July 26, 2014

From Jim McGuiggan... The Man of Sin (1)


The Man of Sin (1)

Martha asked about the Man of Sin. The text is 2 Thessalonians 2:1-12. Some Thessalonians were distressed because they had been urged to believe that the day of the Lord had already come (2:2). Half believing it, I suppose they would wonder what had become of their loved ones that had died, the ones Paul said in 1 Thessalonians 4:13-18 Christ would bring with him? There was no sign of them.
Paul assures them that the day of the Lord hadn’t come and he reminds them of what he used to teach them while he was with them. And what was that? He taught them that an apostasy would come and that it would be connected with "the man of lawlessness" who would be destroyed by the Lord at his coming (2:3,8). For that to be true the apostasy would have to come first, come to focus in "the man of sin" and then he would be destroyed at the coming of the Lord.
It’s clear from this that Paul is banking on their realizing that the apostasy hadn’t yet developed and that the "man of lawlessness" had not yet appeared in order to be destroyed by the Lord’s coming.
[All kinds of interesting things develop here and one of them is this: The Thessalonians must not have connected the coming of the Lord with the literal destruction of the earth and heaven. If Paul had taught that when the Lord comes the earth was literally to be burned up, why would he bother to talk of an apostasy and the rest? Why didn’t he just say something like, "How can you believe the Lord has already come when the earth has not been burned up?]
The "man of sin" will be revealed in connection with apostasy, he is presently restrained, but he will be fully revealed when the "restrainer" is removed and the Lord will destroy him at his coming. Those appear to be explicitly affirmed by the text.
I think there are two things we need to keep in mind while wrestling with this section. One is that the rise of the "man of sin" is imminent when Paul writes. I say that because he says, "the secret power of lawlessness is already at work" (2:7) and were it not for some "restrainer" the Man of sin would be out in the open.

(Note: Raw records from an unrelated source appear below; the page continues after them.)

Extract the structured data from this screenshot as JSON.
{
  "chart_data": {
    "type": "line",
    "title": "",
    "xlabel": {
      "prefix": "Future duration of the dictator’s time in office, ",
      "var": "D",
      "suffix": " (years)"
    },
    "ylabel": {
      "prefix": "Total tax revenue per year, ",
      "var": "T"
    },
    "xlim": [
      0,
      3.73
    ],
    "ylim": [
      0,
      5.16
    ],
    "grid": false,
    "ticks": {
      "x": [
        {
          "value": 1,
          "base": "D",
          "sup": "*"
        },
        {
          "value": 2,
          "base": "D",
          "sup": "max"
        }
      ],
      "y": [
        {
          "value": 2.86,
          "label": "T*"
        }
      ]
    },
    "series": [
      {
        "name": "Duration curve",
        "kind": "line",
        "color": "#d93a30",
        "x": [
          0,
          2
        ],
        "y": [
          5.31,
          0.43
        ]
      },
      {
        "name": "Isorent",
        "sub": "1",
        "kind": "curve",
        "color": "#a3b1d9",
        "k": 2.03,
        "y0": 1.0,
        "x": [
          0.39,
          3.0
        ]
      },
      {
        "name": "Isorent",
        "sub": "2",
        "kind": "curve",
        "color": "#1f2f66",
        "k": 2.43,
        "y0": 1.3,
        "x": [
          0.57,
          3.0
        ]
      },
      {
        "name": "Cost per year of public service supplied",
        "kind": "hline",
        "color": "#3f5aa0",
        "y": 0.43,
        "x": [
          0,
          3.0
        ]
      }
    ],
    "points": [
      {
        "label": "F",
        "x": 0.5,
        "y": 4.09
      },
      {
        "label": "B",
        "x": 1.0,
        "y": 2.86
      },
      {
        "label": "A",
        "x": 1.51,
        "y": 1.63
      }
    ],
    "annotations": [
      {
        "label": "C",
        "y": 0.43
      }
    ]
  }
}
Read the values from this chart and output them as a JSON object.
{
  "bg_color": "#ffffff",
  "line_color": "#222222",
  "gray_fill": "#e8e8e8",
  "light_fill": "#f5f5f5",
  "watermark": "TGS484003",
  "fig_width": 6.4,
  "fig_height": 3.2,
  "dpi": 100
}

There’s no suggestion that Paul wrote that on Thursday and that by Sunday of the following week the "man of lawlessness" should be standing in a temple somewhere but some degree of imminence is surely conveyed. Since Paul had already told the Thessalonians who or what "the restrainer" was it’s difficult to see the restrainer as some still future person or structure. Especially since the restrainer was already at work nearly two thousand years ago. I think the commentators sense this imminence element since they identify the restrainer as perhaps Paul, the gospel proclamation to the nations (compare Matthew 24:14), the ordered society created by Rome, the Roman empire and such like.
Assuming the imminence of the lawless one’s appearance generates some tensions for us. One commentator sees the imminence, takes it that this is some specific individual who was to be destroyed at the Lord’s coming and concludes that Paul taught that the Lord was soon to return. He says that the only reason we don’t accept that is because we don’t want Paul to be mistaken about the coming of the Lord. I think the commentator is correct to speak of the lawless one’s imminence, I think he is mistaken in saying that he was some individual and I think he is mistaken to think that what Paul said implied that the Lord was returning very shortly.
The second one is this, Paul doesn’t say that the appearance of the "man of lawlessness" coincides with the time of the Lord’s coming. He says you can be sure that the Lord’s coming is yet future because the apostasy hasn’t taken place and the "Man of sin" has not yet been fully revealed. The most common way of reading this section is something like this. "The Lord hasn’t come yet and the proof of it is that there has been no major apostasy and the Man of Sin has not appeared. You see the Man of Sin is to appear just prior to the return of Christ."
I can see that that makes sensible reading but maybe it isn’t what Paul said. The crucial link is missing. Paul says nothing here that would lead us to think, "The Man of Sin is to appear just prior to the return of Christ."
The Lord hasn’t come yet
The apostasy hasn’t yet occurred
The Man of lawlessness has not yet been (fully) revealed
These two events must occur before Christ returns
Christ will destroy him when he returns.
That looks like a summary of the basic proposals in the text and there’s no mention or indication that the Lawless one’s full manifestation occurs just prior to the coming of the Lord.
What is it that makes us think that the text does suggest this about the Man of Sin’s appearance? I think the primary motivation is that we take the Man of lawlessness as a particular individual. It certainly reads like it’s a particular individual. If it’s a particular person we don’t want him appearing sometime, say in the first century, and living long enough to be around when Christ comes, say in the 21st century. This would mean we have an individual somewhere in our midst who’s about 2,000 years old.
So we don’t want the Man of sin to come on the scene in the first century because we would have to choose between having this very old man or that Paul was wrong about the coming of the Lord. The question of imminence appears to me to be of critical importance. It seems we should choose between:
There is no imminence in the text—neither the coming of Christ nor the rise of the Man of sin is imminent.
There is imminence in the text—the revelation of the Man of sin.
There is imminence in the text—both the revelation of the Man of sin and the coming of the Lord.